2. Sample Efficiency
The method's sample efficiency was assessed by varying the size of the training set used to learn concept vectors and measuring the resulting test set accuracy. The results showed that the method achieves high accuracy with relatively few training examples, demonstrating its efficiency.
3. Concept Amplification
This test evaluates whether amplifying a concept vector in the latent representation of a chess position influences AlphaZero's move selection. By nudging the latent representation toward a specific concept vector, the researchers observed stronger alignment between AlphaZero's chosen moves and the amplified concept. This suggests that the concept vectors meaningfully influence AlphaZero's decision-making.

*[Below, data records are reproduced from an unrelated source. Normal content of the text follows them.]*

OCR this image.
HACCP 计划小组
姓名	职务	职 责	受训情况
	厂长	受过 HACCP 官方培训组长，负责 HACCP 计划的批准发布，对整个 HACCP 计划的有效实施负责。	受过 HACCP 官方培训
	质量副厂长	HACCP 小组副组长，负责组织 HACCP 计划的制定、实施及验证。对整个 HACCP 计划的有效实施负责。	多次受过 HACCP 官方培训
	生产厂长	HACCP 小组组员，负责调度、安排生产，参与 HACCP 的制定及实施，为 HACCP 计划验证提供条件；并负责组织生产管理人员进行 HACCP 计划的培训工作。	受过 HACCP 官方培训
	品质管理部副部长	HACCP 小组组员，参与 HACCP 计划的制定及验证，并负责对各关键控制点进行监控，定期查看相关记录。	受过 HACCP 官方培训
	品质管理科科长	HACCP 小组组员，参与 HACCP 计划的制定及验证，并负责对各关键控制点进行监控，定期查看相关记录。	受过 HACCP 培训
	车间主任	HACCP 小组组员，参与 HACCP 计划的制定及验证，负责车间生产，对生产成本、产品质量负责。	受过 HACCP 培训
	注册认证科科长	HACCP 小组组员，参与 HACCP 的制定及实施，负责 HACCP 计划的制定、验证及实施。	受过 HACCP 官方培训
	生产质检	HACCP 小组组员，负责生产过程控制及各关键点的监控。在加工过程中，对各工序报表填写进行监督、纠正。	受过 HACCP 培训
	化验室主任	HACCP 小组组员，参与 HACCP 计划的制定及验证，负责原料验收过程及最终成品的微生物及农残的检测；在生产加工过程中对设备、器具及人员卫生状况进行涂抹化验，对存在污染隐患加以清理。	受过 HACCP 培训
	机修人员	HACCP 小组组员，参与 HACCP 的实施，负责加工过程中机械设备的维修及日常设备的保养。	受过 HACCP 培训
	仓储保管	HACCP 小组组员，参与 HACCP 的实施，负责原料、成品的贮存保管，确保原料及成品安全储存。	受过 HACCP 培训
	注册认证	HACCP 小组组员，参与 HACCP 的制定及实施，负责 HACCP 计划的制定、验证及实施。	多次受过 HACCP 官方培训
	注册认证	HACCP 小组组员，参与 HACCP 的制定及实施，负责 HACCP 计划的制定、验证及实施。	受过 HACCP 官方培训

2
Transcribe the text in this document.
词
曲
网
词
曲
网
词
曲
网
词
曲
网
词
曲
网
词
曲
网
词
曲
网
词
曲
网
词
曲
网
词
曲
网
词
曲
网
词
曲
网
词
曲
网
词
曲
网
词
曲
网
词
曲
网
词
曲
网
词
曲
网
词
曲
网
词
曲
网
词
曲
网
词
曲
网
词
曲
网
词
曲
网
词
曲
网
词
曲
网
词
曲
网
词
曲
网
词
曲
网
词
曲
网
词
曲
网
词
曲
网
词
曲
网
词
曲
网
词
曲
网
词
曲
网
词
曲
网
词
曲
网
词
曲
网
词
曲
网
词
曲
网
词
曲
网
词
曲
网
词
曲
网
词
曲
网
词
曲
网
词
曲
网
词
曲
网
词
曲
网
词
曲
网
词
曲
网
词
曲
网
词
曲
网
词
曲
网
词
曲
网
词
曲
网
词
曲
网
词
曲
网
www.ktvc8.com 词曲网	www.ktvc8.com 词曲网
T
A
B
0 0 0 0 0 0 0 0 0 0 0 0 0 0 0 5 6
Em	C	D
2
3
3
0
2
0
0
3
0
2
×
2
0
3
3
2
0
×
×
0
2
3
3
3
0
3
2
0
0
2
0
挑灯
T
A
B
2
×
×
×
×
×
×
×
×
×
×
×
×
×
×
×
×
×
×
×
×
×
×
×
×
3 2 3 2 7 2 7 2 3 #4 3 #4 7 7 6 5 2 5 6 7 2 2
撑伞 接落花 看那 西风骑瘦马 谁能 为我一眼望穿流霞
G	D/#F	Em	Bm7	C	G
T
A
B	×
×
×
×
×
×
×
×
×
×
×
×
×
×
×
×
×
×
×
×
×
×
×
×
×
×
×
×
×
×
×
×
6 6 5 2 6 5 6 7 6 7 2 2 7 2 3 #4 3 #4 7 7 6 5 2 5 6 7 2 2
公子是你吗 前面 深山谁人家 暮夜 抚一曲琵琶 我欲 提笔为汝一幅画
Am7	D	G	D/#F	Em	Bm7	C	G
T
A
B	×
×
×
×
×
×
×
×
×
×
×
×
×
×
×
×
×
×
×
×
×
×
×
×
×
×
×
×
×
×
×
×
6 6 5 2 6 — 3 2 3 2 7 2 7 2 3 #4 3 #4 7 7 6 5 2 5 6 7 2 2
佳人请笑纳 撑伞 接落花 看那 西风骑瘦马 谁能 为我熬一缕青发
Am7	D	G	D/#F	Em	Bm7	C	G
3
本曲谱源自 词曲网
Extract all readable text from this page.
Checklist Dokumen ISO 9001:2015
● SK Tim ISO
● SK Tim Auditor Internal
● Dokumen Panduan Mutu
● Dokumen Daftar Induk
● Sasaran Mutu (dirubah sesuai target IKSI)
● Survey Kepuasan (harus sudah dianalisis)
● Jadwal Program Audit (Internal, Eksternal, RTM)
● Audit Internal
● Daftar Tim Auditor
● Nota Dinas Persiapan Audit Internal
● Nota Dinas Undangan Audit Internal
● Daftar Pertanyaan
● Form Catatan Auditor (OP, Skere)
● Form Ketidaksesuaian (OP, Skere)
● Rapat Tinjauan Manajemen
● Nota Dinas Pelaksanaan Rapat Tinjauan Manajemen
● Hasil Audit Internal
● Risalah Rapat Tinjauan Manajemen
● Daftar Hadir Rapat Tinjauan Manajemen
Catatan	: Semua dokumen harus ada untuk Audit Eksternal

Human Interpretability and Learning from Concepts
After confirming that the extracted concepts are relevant to AlphaZero's decision-making, the researchers evaluated whether humans could interpret these concepts and improve their own performance.
Learning Setup
The evaluation was conducted in three stages:
- Baseline Assessment: Grandmasters were tested on puzzles corresponding to specific concepts to establish a baseline performance.
- Learning Stage: The same puzzles were shown to the grandmasters, along with the Monte Carlo Tree Search (MCTS) computations from AlphaZero, which represented the underlying concepts.
- Post-Learning Assessment: The grandmasters were tested on a new set of puzzles to measure improvement.
Results
The performance of all four grandmasters improved after exposure to the AlphaZero-generated concepts. However, the magnitude of improvement did not correlate with player strength. This variability could be attributed to factors such as puzzle difficulty, the teachability metric, or overthinking by the players.

Qualitative Insights
The researchers also analyzed games to provide qualitative insights into the differences between human and AlphaZero strategies:
- Different Priors Over Concept Relevance: Human players often rely on heuristic principles, while AlphaZero, trained through self-play, develops its own priorities regarding concept relevance.
- Computational Capacity and Risk-Taking: AlphaZero's superior computational power enables it to explore move sequences far deeper than human players, allowing for more calculated risks and better assessment of long-term consequences.